Blood transfusions/products denied as a plan exclusion

Some responds here have been very helpful so hoping I can get some additional assistance and thanks in advance.

My employer recently switched to Accolade/BCBS this year (had no issues with Cigna last year). My wife needed blood transfusions due to a blood cancer and BCBS denied these transfusions as a plan exclusion. Due to the nature of the cancer she needed special blood products (billing code P9058) and specially Accolade mentioned blood derivatives are a plan exclusions. The EOB states “your benefit plan does not cover this service. Please refer to the exclusions section of your benefits booklet for specific details.” However when I look at the employer SPD (self funded plan) there are no clear exclusions I see. The plan mentions “coverage includes … blood transfusions” and the only exclusions are “fees associated with the collection or donation of blood or blood products” and “blood administration for the purpose of general improvement in physical condition.”

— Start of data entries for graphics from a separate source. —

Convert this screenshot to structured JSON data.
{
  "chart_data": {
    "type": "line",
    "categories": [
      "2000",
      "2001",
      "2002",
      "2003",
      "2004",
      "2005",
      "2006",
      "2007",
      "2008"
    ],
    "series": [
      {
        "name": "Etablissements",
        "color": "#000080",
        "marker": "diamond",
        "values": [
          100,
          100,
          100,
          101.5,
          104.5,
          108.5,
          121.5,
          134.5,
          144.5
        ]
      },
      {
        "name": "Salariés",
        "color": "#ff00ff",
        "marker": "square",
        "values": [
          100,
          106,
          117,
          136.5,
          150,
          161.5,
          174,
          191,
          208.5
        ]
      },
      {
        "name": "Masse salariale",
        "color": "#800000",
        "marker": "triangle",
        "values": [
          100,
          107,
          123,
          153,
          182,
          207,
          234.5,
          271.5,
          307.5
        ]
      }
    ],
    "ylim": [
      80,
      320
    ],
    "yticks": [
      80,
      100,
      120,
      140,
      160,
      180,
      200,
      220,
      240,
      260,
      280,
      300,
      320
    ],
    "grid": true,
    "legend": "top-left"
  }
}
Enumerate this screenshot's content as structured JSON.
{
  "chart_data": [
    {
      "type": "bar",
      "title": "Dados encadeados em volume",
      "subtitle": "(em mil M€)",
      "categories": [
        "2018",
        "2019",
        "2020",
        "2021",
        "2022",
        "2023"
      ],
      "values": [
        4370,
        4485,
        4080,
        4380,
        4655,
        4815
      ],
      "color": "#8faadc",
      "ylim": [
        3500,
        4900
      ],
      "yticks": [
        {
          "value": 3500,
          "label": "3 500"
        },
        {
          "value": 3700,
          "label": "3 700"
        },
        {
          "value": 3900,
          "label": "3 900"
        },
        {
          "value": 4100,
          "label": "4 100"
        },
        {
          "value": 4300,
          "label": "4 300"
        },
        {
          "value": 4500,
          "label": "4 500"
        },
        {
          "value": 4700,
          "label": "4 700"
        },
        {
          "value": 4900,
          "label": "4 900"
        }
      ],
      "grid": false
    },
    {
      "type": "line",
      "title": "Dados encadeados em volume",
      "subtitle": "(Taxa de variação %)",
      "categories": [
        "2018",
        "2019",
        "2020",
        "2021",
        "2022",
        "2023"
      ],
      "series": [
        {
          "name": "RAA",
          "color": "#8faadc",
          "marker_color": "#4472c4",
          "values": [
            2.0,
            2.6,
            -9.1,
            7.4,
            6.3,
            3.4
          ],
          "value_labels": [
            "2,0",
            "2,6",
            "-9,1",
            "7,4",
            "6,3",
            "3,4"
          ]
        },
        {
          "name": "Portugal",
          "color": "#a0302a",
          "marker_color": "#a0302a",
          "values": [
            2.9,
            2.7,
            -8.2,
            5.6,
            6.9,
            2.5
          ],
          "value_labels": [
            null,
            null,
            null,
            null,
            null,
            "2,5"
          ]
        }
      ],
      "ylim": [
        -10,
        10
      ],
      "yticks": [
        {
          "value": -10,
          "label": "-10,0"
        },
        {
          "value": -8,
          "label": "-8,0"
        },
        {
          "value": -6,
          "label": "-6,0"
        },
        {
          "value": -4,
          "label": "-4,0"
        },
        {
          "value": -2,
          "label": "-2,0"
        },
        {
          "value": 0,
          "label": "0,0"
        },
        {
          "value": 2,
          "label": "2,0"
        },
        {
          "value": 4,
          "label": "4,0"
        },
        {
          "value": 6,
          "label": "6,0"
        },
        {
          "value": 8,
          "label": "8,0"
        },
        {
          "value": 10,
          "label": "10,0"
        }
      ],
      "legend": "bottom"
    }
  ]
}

Is this particular code (P9058) considered a collection/donation fee? When I look at the code it seems this is associated with the blood product itself, not the collection/donation cost.

Any recommendations on what I can do or am I just SOL? Can I appeal or otherwise protest the situation to find a way to get coverage? Out of pocket cost would be around 4,500.

I contacted Accolade as well as my employers HR and it’s been a s***show of inconsistent information. At one point my employer indicated BCBS was just waiting to finalize pricing (about 2 months ago) and then I was blindsided with an update this week with a response this is an “excluded service.”

See also  Spouse getting additional insurance while I have a HDHP-plus-one

Thanks so much for any help or advice!